To improve preschool opportunities for children and enhance well-being for their care-givers, World Vision Afghanistan started Early Childhood Care and Development Spaces which recently graduated 637 children from an area where school enrolment rates are traditionally below the dismal national average.
The sound of children can be heard repeating the alphabet “Alef, B, T, Se, Jim,H, Kh, Dal, Zal....”
A room full of colourful and well-designed educational materials provides children many opportunities to challenge themselves through seeing, touching, feeling, and moving. This room enables a group of children to enjoy their childhood together.
At the Early Children Care and Development (ECCD) spaces in Afghanistan, kids between the ages of 5 to 6 come together to participate in preschool learning opportunities that give them a chance to socialize and give them the bases they need to succeed when they enter formal education.
At each ECCD space, 30 children attend classes six days a week and are involved in age-appropriate educational and play activities, based in a specific learning curriculum.
Nazifa, 8, is one of the lucky girls who was able to participate in ECCD classes two years ago. Today, she is one of the best students in her second grade class at the local public school.
Mothers in Afghanistan are busy. Women are responsible for washing, cooking and taking care of small babies in an area where the lack of electricity means almost everything has to be done manually. Although they may want to, mothers don’t have time to play with their children who are often sent outside to play with other children.
“Every morning when Nazifa and my younger child, 3, woke up, she would go outside to play with the neighbours’s children, often without even eating breakfast. I was happy as [this meant] I didn’t have to hear their complaints or noise,” said Najiba, 34, her mother.
“I had noticed that Nazifa was a little bit rude and used impolite words while arguing with her sisters and brother,” added Najiba. “Sometime she didn’t listen to my advice and I had to hit and beat my daughters every time they did something wrong,” she recalled.
“In the ECCD sessions, I learned that instead I should first calm myself if I was angry, and then think of an alternative punishment, like 'you can't watch TV tonight'. I've noticed a big improvement in Nazifa’s behaviour,” she says.
In addition to preparing children for school, the ECCD spaces also aim to improve health and child care knowledge and skills among caregivers. Thirty mothers attend the health education sessions on a weekly basis. The sessions, which focus on topics like cooking nutritious food, vaccinations, early initiation of breast-feeding and proper hygiene among other topics are designed to help women better care for their children. During the ECCD sessions, women also receive training on First Aid, women's and child rights, and health and hygiene.

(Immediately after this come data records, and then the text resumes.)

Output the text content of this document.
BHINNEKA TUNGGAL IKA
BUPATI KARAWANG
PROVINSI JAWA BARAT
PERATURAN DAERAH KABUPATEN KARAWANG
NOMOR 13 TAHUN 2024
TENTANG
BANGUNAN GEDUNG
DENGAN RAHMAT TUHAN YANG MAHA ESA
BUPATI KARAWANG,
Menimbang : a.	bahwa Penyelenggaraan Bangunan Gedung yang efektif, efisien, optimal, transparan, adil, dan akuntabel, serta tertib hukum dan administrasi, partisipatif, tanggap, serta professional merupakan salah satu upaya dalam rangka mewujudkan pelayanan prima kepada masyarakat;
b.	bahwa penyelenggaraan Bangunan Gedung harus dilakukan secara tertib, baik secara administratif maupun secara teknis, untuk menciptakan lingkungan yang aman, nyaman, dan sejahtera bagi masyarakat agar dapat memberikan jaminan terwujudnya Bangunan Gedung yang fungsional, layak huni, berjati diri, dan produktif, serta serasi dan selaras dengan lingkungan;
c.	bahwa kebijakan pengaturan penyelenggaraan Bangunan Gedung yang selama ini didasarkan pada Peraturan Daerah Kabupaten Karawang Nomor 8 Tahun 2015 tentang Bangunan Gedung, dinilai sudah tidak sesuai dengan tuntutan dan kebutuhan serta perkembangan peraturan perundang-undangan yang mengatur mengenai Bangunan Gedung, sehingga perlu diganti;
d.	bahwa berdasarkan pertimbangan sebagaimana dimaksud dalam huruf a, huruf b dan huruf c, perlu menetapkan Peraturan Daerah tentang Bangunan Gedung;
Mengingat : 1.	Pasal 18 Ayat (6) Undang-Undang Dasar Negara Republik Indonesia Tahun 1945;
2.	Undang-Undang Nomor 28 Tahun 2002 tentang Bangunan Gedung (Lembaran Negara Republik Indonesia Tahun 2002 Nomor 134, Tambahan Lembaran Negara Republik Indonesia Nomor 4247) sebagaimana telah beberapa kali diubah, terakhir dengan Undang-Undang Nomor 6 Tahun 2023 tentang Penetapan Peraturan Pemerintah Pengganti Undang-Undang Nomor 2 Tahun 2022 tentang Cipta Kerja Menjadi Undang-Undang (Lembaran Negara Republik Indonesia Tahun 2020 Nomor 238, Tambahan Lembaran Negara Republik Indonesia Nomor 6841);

Women who attend the ECCD sessions then share their knowledge with their neighbours and relatives.
“My mother didn’t tell me to wash my hands before the eating and after using toilet,” explains Nazifa. “In the kindergarten, I learned that we should wash our hands otherwise we will get sick,” she added.
“One day Nazifa asked me to buy her toothpaste and toothbrush,” remembers Najiba. “I was suspired and asked her who told her to use a toothbrush. I even tried to convince her that it wasn’t good for children to use toothbrushes,” she recalls. When Najiba found out where Nazifa had learned about toothbrushes she confronted the teacher. “The next day, I went to the kindergarten and I found out about the importance of brushing children’s teeth.”
According to a recent evaluation, conducted by World Vision Afghanistan, children who have attended ECCD sessions were more ready and better equipped to start the learning process in formal education. The data indicates that the ECCD project has significantly contributed to improving the development of pre-school age children in targeted areas. Children who participate in these programmes have school results, increased coordination, are able to read and write as well as improved social skills. Children who attended ECCD sessions also appear to be more self-confidant and demonstrate better social behaviours compared to children who did not attend ECCD centres.
"I am very proud to be a parent of a child that attended and completed the ECCD program,” says Najiba. “The programme prepared my daughter for school with indispensable educational knowledge. It also taught her lifelong everyday knowledge essential to surviving in today’s society such as: manners, the importance of good hygiene, health, feelings, and compassion. I really hope that I can include my younger son in ECCD class and I hope that Nazifa, like you [WV staff], will help children in-need in future.”
Nazifa is just one of many success stories from the ECCD programme.